Abstract
As AI applications demand faster and more intelligent data access, traditional caching strategies are hitting performance and reliability limits.
This talk presents architecture patterns that shift from milliseconds to microseconds using Valkey Cluster, an open-source, Redis-compatible, in-memory datastore. Learn when to use proxy-based versus direct-access caching, how to avoid hidden reliability issues in sharded systems, and how to optimize for high price-performance at scale. Backed by the Linux Foundation, Valkey offers rich data structures and community-driven innovation.
Whether you’re building GenAI services or scaling existing platforms, this session delivers actionable patterns to improve speed, resilience, and efficiency.
Interview:
What is your session about, and why is it important for senior software developers?
Imagine your in-memory system is a Formula 1 engine. We've made the engine incredibly fast, but now the racetrack itself is the bottleneck. My talk is about fixing that track. We will look at how extra latency hops are hidden speed bumps, and how expensive abstractions are like adding a heavy new spoiler that just adds drag and cost. We'll dive into the real trade-offs of building for microsecond latency, using patterns you can apply with the open-source, Redis-compatible Valkey. (Only milliseconds were harmed.)
Why is it critical for software leaders to focus on this topic right now, as we head into 2026?
Because speed is a feature, and inefficiency is a tax. When your Redis-style operations take microseconds, your real slowdown comes from network hops, proxies, and client behavior. This is what bloats your latency tail and your cloud bill. Focusing on this now is also a key strategic move. The open governance of Valkey after the 2024 Redis license change makes it a safe, vendor-neutral base to build on, so your efficiency gains aren't locked to a single vendor.
What are the common challenges developers and architects face in this area?
The biggest challenge is that a system on a whiteboard and a system under pressure tell two different stories. On paper, your design looks clean. But in reality, a single busy component can create a traffic jam that backs everything up. We will talk about how to spot these expensive problems before they become a 3 a.m. emergency.

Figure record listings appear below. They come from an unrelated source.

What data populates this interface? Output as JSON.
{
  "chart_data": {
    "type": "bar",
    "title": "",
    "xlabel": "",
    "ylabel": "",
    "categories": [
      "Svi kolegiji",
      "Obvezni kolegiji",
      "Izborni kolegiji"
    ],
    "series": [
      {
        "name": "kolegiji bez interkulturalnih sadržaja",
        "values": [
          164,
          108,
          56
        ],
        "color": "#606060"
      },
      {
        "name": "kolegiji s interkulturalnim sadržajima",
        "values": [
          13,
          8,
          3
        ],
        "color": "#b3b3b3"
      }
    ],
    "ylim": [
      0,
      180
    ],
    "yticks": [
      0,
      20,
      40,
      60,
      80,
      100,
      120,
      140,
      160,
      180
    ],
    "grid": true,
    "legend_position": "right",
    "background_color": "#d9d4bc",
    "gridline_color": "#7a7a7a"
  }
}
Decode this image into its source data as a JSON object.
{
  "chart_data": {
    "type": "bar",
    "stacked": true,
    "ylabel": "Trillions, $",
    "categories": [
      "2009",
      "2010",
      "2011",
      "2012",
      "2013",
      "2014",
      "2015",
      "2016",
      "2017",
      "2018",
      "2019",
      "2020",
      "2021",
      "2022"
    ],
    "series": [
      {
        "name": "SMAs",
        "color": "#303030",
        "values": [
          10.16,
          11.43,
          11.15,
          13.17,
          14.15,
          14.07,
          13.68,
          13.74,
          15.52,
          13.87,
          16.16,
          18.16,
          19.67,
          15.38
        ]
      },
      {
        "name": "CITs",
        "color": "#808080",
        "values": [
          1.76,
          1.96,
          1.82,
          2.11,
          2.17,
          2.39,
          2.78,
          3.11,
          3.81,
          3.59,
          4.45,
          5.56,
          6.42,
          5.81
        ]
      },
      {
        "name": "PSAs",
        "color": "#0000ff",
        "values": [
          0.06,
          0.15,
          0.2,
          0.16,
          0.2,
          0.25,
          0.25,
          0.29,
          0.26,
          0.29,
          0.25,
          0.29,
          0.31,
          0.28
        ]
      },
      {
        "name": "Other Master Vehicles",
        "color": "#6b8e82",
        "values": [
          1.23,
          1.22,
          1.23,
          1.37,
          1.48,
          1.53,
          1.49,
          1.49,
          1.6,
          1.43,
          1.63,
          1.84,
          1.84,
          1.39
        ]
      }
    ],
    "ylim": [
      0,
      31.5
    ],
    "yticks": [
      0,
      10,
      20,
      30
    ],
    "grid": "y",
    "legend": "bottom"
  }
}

What's one thing you hope attendees will implement immediately after your talk?
Go back and play detective with your system. Draw a map of the journey your code takes to get data. Every stop on that map, every latency hop, and every "simple" abstraction has a price tag in both time and money. Start asking what each step costs. When you see the real price, you will find amazing ways to make things faster and cheaper.
What makes QCon stand out as a conference for senior software professionals?
QCon is where you learn from people who have the operational scars to prove their advice works. It's built on practitioner-led content, so you get unfiltered, real world lessons without the sales pitch. You leave with insights you can actually apply on Monday morning.
Speaker
Dumanshu Goyal
Uber Technical Lead @Airbnb Powering $11B Transactions, Formerly @Google and @AWS
Dumanshu Goyal leads Online Data Priorities at Airbnb, powering its $11B transaction platform and building the next generation of the company’s data systems. Previously, he led in-memory caching for Google Cloud Databases, delivering 10x improvements in scale and price-performance for Google Cloud Memorystore, one of the rare times “10x” was more than a slide promise. Before that, he spent 10 years at AWS as the founding engineer of AWS Timestream, a serverless time-series database, and architected durability and availability features for one of the internet’s foundational services, AWS DynamoDB, ensuring data stayed available even when Wi-Fi did not.
An expert in building and operationalizing large-scale distributed systems, Dumanshu holds 20 patents and brings deep experience in architecting the resilient infrastructure that underpins today’s digital world.